Published:Sunday | May 31, 2020 | 12:25 AMCecelia Campbell-Livingston - Sunday Gleaner Writer

“In that greatness of morning

Fair thee well, fair thee well.

In that greatness of morning

Fair thee well, fair thee well.”

– Ride On King Jesus, Traditional Negro Spiritual

The COVID-19 pandemic which is sweeping the world and causing thousands of deaths, has many persons, including Christians, thinking that the world is coming to an end.

Some Bible scholars are even finding scriptural references to validate their claim that we are now approaching the ‘beginning of the end’. To hear them expound, one would expect, any day now, to see the clouds burst open and Christ making His long-prophesied, glorious return.

But is this just another pandemic, like the Spanish Flu in 1918, which swept the world and killed an estimated 50 million persons - far more than COVID-19 has done so far; or is it a sign that Christians should indeed be looking up as their ‘redemption is drawing nigh’?

Family and Religion asked Rev Dr Zebulah Aiken for her perspective on the matter, and she responded by saying that no one, not even God’s son, Jesus, knows the minute or the hour when God will be putting in his appearance.

Christians, Aiken said, should always live their lives in a state of readiness so that, whether it is COVID, an accident, illness or the actual return of Jesus, they will be ready to meet Him.

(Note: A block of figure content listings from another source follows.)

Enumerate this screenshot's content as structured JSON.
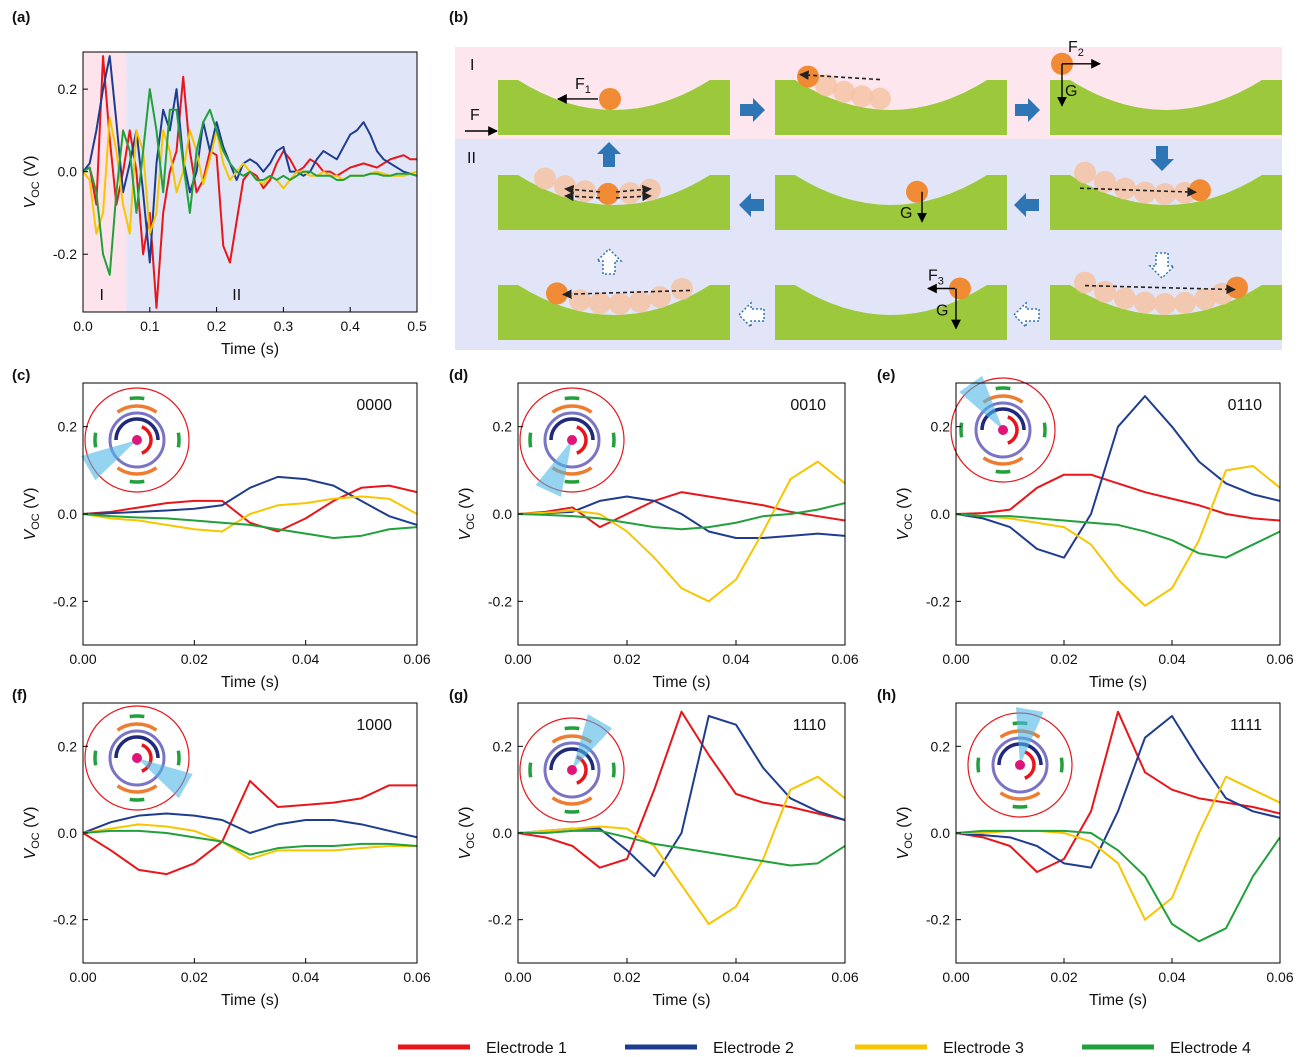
{
  "chart_data": [
    {
      "type": "line",
      "label": "(a)",
      "xlabel": "Time (s)",
      "ylabel": [
        "V",
        "OC",
        " (V)"
      ],
      "x": [
        0,
        0.01,
        0.02,
        0.03,
        0.04,
        0.05,
        0.06,
        0.07,
        0.08,
        0.09,
        0.1,
        0.11,
        0.12,
        0.13,
        0.14,
        0.15,
        0.16,
        0.17,
        0.18,
        0.19,
        0.2,
        0.21,
        0.22,
        0.23,
        0.24,
        0.25,
        0.26,
        0.27,
        0.28,
        0.29,
        0.3,
        0.31,
        0.32,
        0.33,
        0.34,
        0.35,
        0.36,
        0.37,
        0.38,
        0.39,
        0.4,
        0.41,
        0.42,
        0.43,
        0.44,
        0.45,
        0.46,
        0.47,
        0.48,
        0.49,
        0.5
      ],
      "xlim": [
        0,
        0.5
      ],
      "ylim": [
        -0.34,
        0.29
      ],
      "xticks": [
        {
          "value": 0,
          "label": "0.0"
        },
        0.1,
        0.2,
        0.3,
        0.4,
        0.5
      ],
      "yticks": [
        -0.2,
        {
          "value": 0,
          "label": "0.0"
        },
        0.2
      ],
      "regions": [
        {
          "label": "I",
          "x": [
            0,
            0.065
          ],
          "color": "#fde4ec"
        },
        {
          "label": "II",
          "x": [
            0.065,
            0.5
          ],
          "color": "#e1e5f8"
        }
      ],
      "series": [
        {
          "color": "#e8161b",
          "values": [
            0,
            0.01,
            -0.08,
            0.28,
            0.08,
            -0.08,
            0,
            0.1,
            0,
            -0.2,
            -0.1,
            -0.33,
            -0.1,
            0,
            0.05,
            0.23,
            0.05,
            -0.05,
            -0.02,
            0.05,
            0.04,
            -0.18,
            -0.22,
            -0.12,
            -0.02,
            0,
            -0.01,
            -0.04,
            -0.02,
            0.02,
            0.05,
            0.03,
            0,
            0.01,
            0.03,
            0.02,
            0,
            0,
            -0.01,
            0,
            0.01,
            0.015,
            0.02,
            0.015,
            0.01,
            0.02,
            0.03,
            0.035,
            0.04,
            0.03,
            0.03
          ]
        },
        {
          "color": "#1f3d8f",
          "values": [
            0,
            0.02,
            0.1,
            0.2,
            0.28,
            0.12,
            -0.05,
            0.02,
            0.1,
            -0.05,
            -0.22,
            0.02,
            0.15,
            0.1,
            0.2,
            0.03,
            -0.05,
            0,
            0.12,
            0.05,
            0.12,
            0.06,
            0.02,
            -0.02,
            0.02,
            0.03,
            0.02,
            0,
            0.02,
            0.05,
            0.06,
            0,
            0,
            -0.01,
            0,
            0.03,
            0.05,
            0.04,
            0.03,
            0.06,
            0.09,
            0.1,
            0.12,
            0.09,
            0.05,
            0.03,
            0.02,
            0.01,
            0,
            -0.005,
            -0.01
          ]
        },
        {
          "color": "#f7c600",
          "values": [
            0,
            -0.02,
            -0.15,
            -0.1,
            0.13,
            0.05,
            -0.08,
            -0.15,
            0.1,
            0.05,
            -0.15,
            -0.1,
            0.1,
            0.05,
            -0.05,
            0,
            0.1,
            0.05,
            -0.03,
            0.03,
            0.1,
            0.02,
            -0.02,
            0,
            0.02,
            0,
            -0.02,
            -0.03,
            -0.01,
            -0.02,
            -0.04,
            -0.02,
            0,
            0,
            -0.01,
            -0.01,
            0,
            -0.01,
            -0.01,
            -0.02,
            -0.01,
            -0.01,
            -0.01,
            -0.005,
            0,
            -0.005,
            -0.01,
            -0.01,
            -0.01,
            -0.005,
            0
          ]
        },
        {
          "color": "#22a03c",
          "values": [
            0,
            0.01,
            -0.05,
            -0.2,
            -0.25,
            -0.05,
            0.1,
            0.05,
            -0.1,
            0.05,
            0.2,
            0.1,
            -0.05,
            0.15,
            0.15,
            0.02,
            -0.1,
            0.05,
            0.12,
            0.15,
            0.1,
            0.05,
            0.02,
            0,
            -0.01,
            0,
            -0.02,
            -0.02,
            -0.01,
            -0.02,
            -0.01,
            -0.02,
            -0.01,
            0,
            0,
            -0.01,
            -0.01,
            -0.01,
            -0.02,
            -0.02,
            -0.01,
            -0.01,
            -0.01,
            -0.005,
            -0.005,
            -0.01,
            -0.01,
            -0.005,
            -0.005,
            -0.005,
            -0.01
          ]
        }
      ]
    },
    {
      "type": "line",
      "label": "(c)",
      "annotation": "0000",
      "xlabel": "Time (s)",
      "ylabel": [
        "V",
        "OC",
        " (V)"
      ],
      "x": [
        0,
        0.005,
        0.01,
        0.015,
        0.02,
        0.025,
        0.03,
        0.035,
        0.04,
        0.045,
        0.05,
        0.055,
        0.06
      ],
      "xlim": [
        0,
        0.06
      ],
      "ylim": [
        -0.3,
        0.3
      ],
      "xticks": [
        {
          "value": 0,
          "label": "0.00"
        },
        0.02,
        0.04,
        0.06
      ],
      "yticks": [
        -0.2,
        {
          "value": 0,
          "label": "0.0"
        },
        0.2
      ],
      "series": [
        {
          "color": "#e8161b",
          "values": [
            0,
            0.005,
            0.015,
            0.025,
            0.03,
            0.03,
            -0.02,
            -0.04,
            -0.01,
            0.03,
            0.06,
            0.065,
            0.05
          ]
        },
        {
          "color": "#1f3d8f",
          "values": [
            0,
            0.002,
            0.005,
            0.008,
            0.012,
            0.02,
            0.06,
            0.085,
            0.08,
            0.065,
            0.03,
            -0.005,
            -0.025
          ]
        },
        {
          "color": "#f7c600",
          "values": [
            0,
            -0.01,
            -0.015,
            -0.025,
            -0.035,
            -0.04,
            0,
            0.02,
            0.025,
            0.035,
            0.04,
            0.035,
            0
          ]
        },
        {
          "color": "#22a03c",
          "values": [
            0,
            -0.005,
            -0.008,
            -0.01,
            -0.015,
            -0.02,
            -0.025,
            -0.035,
            -0.045,
            -0.055,
            -0.05,
            -0.035,
            -0.03
          ]
        }
      ]
    },
    {
      "type": "line",
      "label": "(d)",
      "annotation": "0010",
      "xlabel": "Time (s)",
      "ylabel": [
        "V",
        "OC",
        " (V)"
      ],
      "x": [
        0,
        0.005,
        0.01,
        0.015,
        0.02,
        0.025,
        0.03,
        0.035,
        0.04,
        0.045,
        0.05,
        0.055,
        0.06
      ],
      "xlim": [
        0,
        0.06
      ],
      "ylim": [
        -0.3,
        0.3
      ],
      "xticks": [
        {
          "value": 0,
          "label": "0.00"
        },
        0.02,
        0.04,
        0.06
      ],
      "yticks": [
        -0.2,
        {
          "value": 0,
          "label": "0.0"
        },
        0.2
      ],
      "series": [
        {
          "color": "#e8161b",
          "values": [
            0,
            0.005,
            0.015,
            -0.03,
            0,
            0.03,
            0.05,
            0.04,
            0.03,
            0.02,
            0.005,
            -0.005,
            -0.015
          ]
        },
        {
          "color": "#1f3d8f",
          "values": [
            0,
            0.002,
            0.005,
            0.03,
            0.04,
            0.03,
            0,
            -0.04,
            -0.055,
            -0.055,
            -0.05,
            -0.045,
            -0.05
          ]
        },
        {
          "color": "#f7c600",
          "values": [
            0,
            0.003,
            0.008,
            0,
            -0.04,
            -0.1,
            -0.17,
            -0.2,
            -0.15,
            -0.04,
            0.08,
            0.12,
            0.07
          ]
        },
        {
          "color": "#22a03c",
          "values": [
            0,
            -0.002,
            -0.005,
            -0.01,
            -0.02,
            -0.03,
            -0.035,
            -0.03,
            -0.02,
            -0.005,
            0,
            0.01,
            0.025
          ]
        }
      ]
    },
    {
      "type": "line",
      "label": "(e)",
      "annotation": "0110",
      "xlabel": "Time (s)",
      "ylabel": [
        "V",
        "OC",
        " (V)"
      ],
      "x": [
        0,
        0.005,
        0.01,
        0.015,
        0.02,
        0.025,
        0.03,
        0.035,
        0.04,
        0.045,
        0.05,
        0.055,
        0.06
      ],
      "xlim": [
        0,
        0.06
      ],
      "ylim": [
        -0.3,
        0.3
      ],
      "xticks": [
        {
          "value": 0,
          "label": "0.00"
        },
        0.02,
        0.04,
        0.06
      ],
      "yticks": [
        -0.2,
        {
          "value": 0,
          "label": "0.0"
        },
        0.2
      ],
      "series": [
        {
          "color": "#e8161b",
          "values": [
            0,
            0.002,
            0.01,
            0.06,
            0.09,
            0.09,
            0.07,
            0.05,
            0.035,
            0.02,
            0,
            -0.01,
            -0.015
          ]
        },
        {
          "color": "#1f3d8f",
          "values": [
            0,
            -0.01,
            -0.03,
            -0.08,
            -0.1,
            0,
            0.2,
            0.27,
            0.2,
            0.12,
            0.07,
            0.045,
            0.03
          ]
        },
        {
          "color": "#f7c600",
          "values": [
            0,
            -0.005,
            -0.01,
            -0.02,
            -0.03,
            -0.07,
            -0.15,
            -0.21,
            -0.17,
            -0.06,
            0.1,
            0.11,
            0.06
          ]
        },
        {
          "color": "#22a03c",
          "values": [
            0,
            -0.005,
            -0.005,
            -0.01,
            -0.015,
            -0.02,
            -0.025,
            -0.04,
            -0.06,
            -0.09,
            -0.1,
            -0.07,
            -0.04
          ]
        }
      ]
    },
    {
      "type": "line",
      "label": "(f)",
      "annotation": "1000",
      "xlabel": "Time (s)",
      "ylabel": [
        "V",
        "OC",
        " (V)"
      ],
      "x": [
        0,
        0.005,
        0.01,
        0.015,
        0.02,
        0.025,
        0.03,
        0.035,
        0.04,
        0.045,
        0.05,
        0.055,
        0.06
      ],
      "xlim": [
        0,
        0.06
      ],
      "ylim": [
        -0.3,
        0.3
      ],
      "xticks": [
        {
          "value": 0,
          "label": "0.00"
        },
        0.02,
        0.04,
        0.06
      ],
      "yticks": [
        -0.2,
        {
          "value": 0,
          "label": "0.0"
        },
        0.2
      ],
      "series": [
        {
          "color": "#e8161b",
          "values": [
            0,
            -0.04,
            -0.085,
            -0.095,
            -0.07,
            -0.02,
            0.12,
            0.06,
            0.065,
            0.07,
            0.08,
            0.11,
            0.11
          ]
        },
        {
          "color": "#1f3d8f",
          "values": [
            0,
            0.025,
            0.04,
            0.045,
            0.04,
            0.03,
            0,
            0.02,
            0.03,
            0.03,
            0.02,
            0.005,
            -0.01
          ]
        },
        {
          "color": "#f7c600",
          "values": [
            0,
            0.01,
            0.02,
            0.015,
            0.005,
            -0.02,
            -0.06,
            -0.04,
            -0.04,
            -0.04,
            -0.035,
            -0.03,
            -0.03
          ]
        },
        {
          "color": "#22a03c",
          "values": [
            0,
            0.005,
            0.005,
            0,
            -0.01,
            -0.02,
            -0.05,
            -0.035,
            -0.03,
            -0.03,
            -0.025,
            -0.025,
            -0.03
          ]
        }
      ]
    },
    {
      "type": "line",
      "label": "(g)",
      "annotation": "1110",
      "xlabel": "Time (s)",
      "ylabel": [
        "V",
        "OC",
        " (V)"
      ],
      "x": [
        0,
        0.005,
        0.01,
        0.015,
        0.02,
        0.025,
        0.03,
        0.035,
        0.04,
        0.045,
        0.05,
        0.055,
        0.06
      ],
      "xlim": [
        0,
        0.06
      ],
      "ylim": [
        -0.3,
        0.3
      ],
      "xticks": [
        {
          "value": 0,
          "label": "0.00"
        },
        0.02,
        0.04,
        0.06
      ],
      "yticks": [
        -0.2,
        {
          "value": 0,
          "label": "0.0"
        },
        0.2
      ],
      "series": [
        {
          "color": "#e8161b",
          "values": [
            0,
            -0.01,
            -0.03,
            -0.08,
            -0.06,
            0.1,
            0.28,
            0.18,
            0.09,
            0.07,
            0.06,
            0.045,
            0.03
          ]
        },
        {
          "color": "#1f3d8f",
          "values": [
            0,
            0.005,
            0.01,
            0.01,
            -0.04,
            -0.1,
            0,
            0.27,
            0.25,
            0.15,
            0.08,
            0.05,
            0.03
          ]
        },
        {
          "color": "#f7c600",
          "values": [
            0,
            0.005,
            0.01,
            0.015,
            0.01,
            -0.03,
            -0.12,
            -0.21,
            -0.17,
            -0.06,
            0.1,
            0.13,
            0.08
          ]
        },
        {
          "color": "#22a03c",
          "values": [
            0,
            0,
            0.005,
            0.005,
            -0.01,
            -0.025,
            -0.035,
            -0.045,
            -0.055,
            -0.065,
            -0.075,
            -0.07,
            -0.03
          ]
        }
      ]
    },
    {
      "type": "line",
      "label": "(h)",
      "annotation": "1111",
      "xlabel": "Time (s)",
      "ylabel": [
        "V",
        "OC",
        " (V)"
      ],
      "x": [
        0,
        0.005,
        0.01,
        0.015,
        0.02,
        0.025,
        0.03,
        0.035,
        0.04,
        0.045,
        0.05,
        0.055,
        0.06
      ],
      "xlim": [
        0,
        0.06
      ],
      "ylim": [
        -0.3,
        0.3
      ],
      "xticks": [
        {
          "value": 0,
          "label": "0.00"
        },
        0.02,
        0.04,
        0.06
      ],
      "yticks": [
        -0.2,
        {
          "value": 0,
          "label": "0.0"
        },
        0.2
      ],
      "series": [
        {
          "color": "#e8161b",
          "values": [
            0,
            -0.01,
            -0.03,
            -0.09,
            -0.06,
            0.05,
            0.28,
            0.14,
            0.1,
            0.08,
            0.07,
            0.06,
            0.045
          ]
        },
        {
          "color": "#1f3d8f",
          "values": [
            0,
            -0.005,
            -0.01,
            -0.03,
            -0.07,
            -0.08,
            0.05,
            0.22,
            0.27,
            0.17,
            0.08,
            0.05,
            0.035
          ]
        },
        {
          "color": "#f7c600",
          "values": [
            0,
            0,
            0.005,
            0.005,
            0,
            -0.02,
            -0.07,
            -0.2,
            -0.15,
            0,
            0.13,
            0.1,
            0.07
          ]
        },
        {
          "color": "#22a03c",
          "values": [
            0,
            0.005,
            0.005,
            0.005,
            0.005,
            0,
            -0.04,
            -0.1,
            -0.21,
            -0.25,
            -0.22,
            -0.1,
            -0.01
          ]
        }
      ]
    }
  ],
  "legend": [
    {
      "name": "Electrode 1",
      "color": "#e8161b"
    },
    {
      "name": "Electrode 2",
      "color": "#1f3d8f"
    },
    {
      "name": "Electrode 3",
      "color": "#f7c600"
    },
    {
      "name": "Electrode 4",
      "color": "#22a03c"
    }
  ],
  "diagram": {
    "label": "(b)",
    "stages": [
      "I",
      "II"
    ],
    "forces": [
      {
        "text": "F"
      },
      {
        "text": "F",
        "sub": "1"
      },
      {
        "text": "F",
        "sub": "2"
      },
      {
        "text": "G"
      },
      {
        "text": "G"
      },
      {
        "text": "F",
        "sub": "3"
      },
      {
        "text": "G"
      }
    ]
  }
}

“Throughout the years, many have been using events to mark end times. If you recall when we were just entering 2000, many were nervous as they thought it would be the end. Think about the many false prophets who deceived and caused their followers to die,” she shared, adding that one should search the scriptures and not be swayed by everything that is going on around them.

Getting into scriptures, Aiken said there is no secret surrounding Christ’s second coming. The book of Revelation, she said, expounds on a series of events that MUST occur before, and with Christ Himself stating that the gospel must reach the “end of the world” before He puts in His appearance.

According to Aiken, COVID is serious and it has taken many lives, and has left several persons fearful and thinking about their souls, with some even questioning God’s goodness and His ability to intercede.

All that, the reverend said, is good and it is opening up the conversation for die-hard unbelievers.

But is it the end?

“No, I don’t think it is, but I will say it is time for all – both Christians and the unsaved - to take a retrospective look at their own lives and make things right before God,” she said.

Aiken added that catastrophes are nothing new to mankind. In fact, she used the Bible to make reference to a time when the prophet Jeremiah had to deal with one such cataclysm.

Over the centuries, there has been one calamity after another, and Aiken said that persons from those eras, while experiencing the disaster, thought, as now, that they were in the end times.

However, Aiken stressed that, instead of being so fixated about end times and making predictions, persons should instead turn their attention to being each other’s keepers, assisting those who are in need, and stop stressing about things they have no real understanding or control of.